Safety is a huge priority for the Office of Head Start. When reviewers observe teachers leaving children unattended for any period of time or with only one teacher in a classroom while another leaves the room, that causes concern, because they know that those practices are likely habitual. “If you’re doing it while we’re standing right here, you’re doing it all the time, because you think it’s normal,” Del-Zio says.

#7: No appropriate segregation of duties

Federal reviews also examine a program’s fiscal practices, so they want to see safeguards against financial fraud. “It’s typical to see a very small fiscal team when you have 40 children enrolled in the program and you’re dealing with a million dollars,” Del-Zio says. “Whereas if you have a giant program with 7,000 slots and $50 million, you’d expect to see a very different structure. One person can’t handle $50 million, but both of them must have established segregations of duty.” In a smaller program, if the same person writes a purchase request, purchases supplies, and writes a check to pay for the supplies, it creates potential opportunities for fraud. Programs need systems in place to ensure appropriate segregation of duties and reduce the potential for fraud.

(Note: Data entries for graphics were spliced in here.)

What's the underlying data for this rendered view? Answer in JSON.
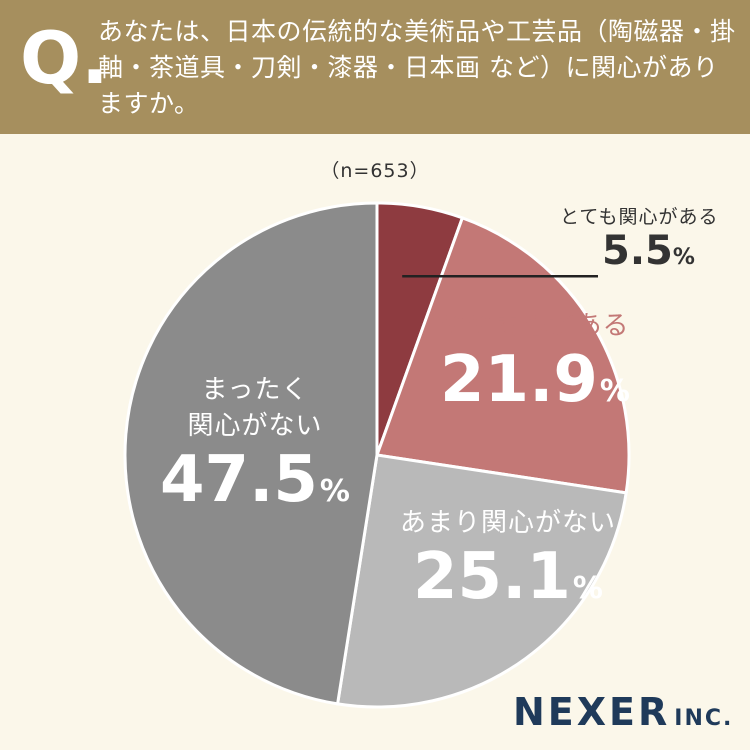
{
  "header": {
    "q_mark": "Q.",
    "question": "あなたは、日本の伝統的な美術品や工芸品（陶磁器・掛軸・茶道具・刀剣・漆器・日本画 など）に関心がありますか。"
  },
  "sample": "（n=653）",
  "chart_data": {
    "type": "pie",
    "title": "",
    "unit": "%",
    "slices": [
      {
        "label": "とても関心がある",
        "value": 5.5,
        "color": "#8e3b40"
      },
      {
        "label": "やや関心がある",
        "value": 21.9,
        "color": "#c37876"
      },
      {
        "label": "あまり関心がない",
        "value": 25.1,
        "color": "#b9b9b9"
      },
      {
        "label": "まったく関心がない",
        "value": 47.5,
        "color": "#8b8b8b"
      }
    ],
    "start_angle_deg": 0,
    "direction": "clockwise"
  },
  "labels": {
    "very": {
      "name": "とても関心がある",
      "value": "5.5",
      "pct": "%"
    },
    "somewhat": {
      "name": "やや関心がある",
      "value": "21.9",
      "pct": "%"
    },
    "not_much": {
      "name": "あまり関心がない",
      "value": "25.1",
      "pct": "%"
    },
    "not_at_all": {
      "name_line1": "まったく",
      "name_line2": "関心がない",
      "value": "47.5",
      "pct": "%"
    }
  },
  "logo": {
    "name": "NEXER",
    "suffix": "INC."
  },
  "colors": {
    "header": "#a68f5e",
    "background": "#fbf7ea",
    "callout_name_somewhat": "#c37876"
  }
}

In the past, a federal review could be managed as a one-time event. But with the current standards and review protocol, review readiness requires the right systems and mindset. Teams that are proactive and have these systems in place are always ready for a federal review instead of needing to panic as it approaches. Continuous quality improvement embraces this mindset, because staff are continually digesting information, asking the important questions, and looking ahead.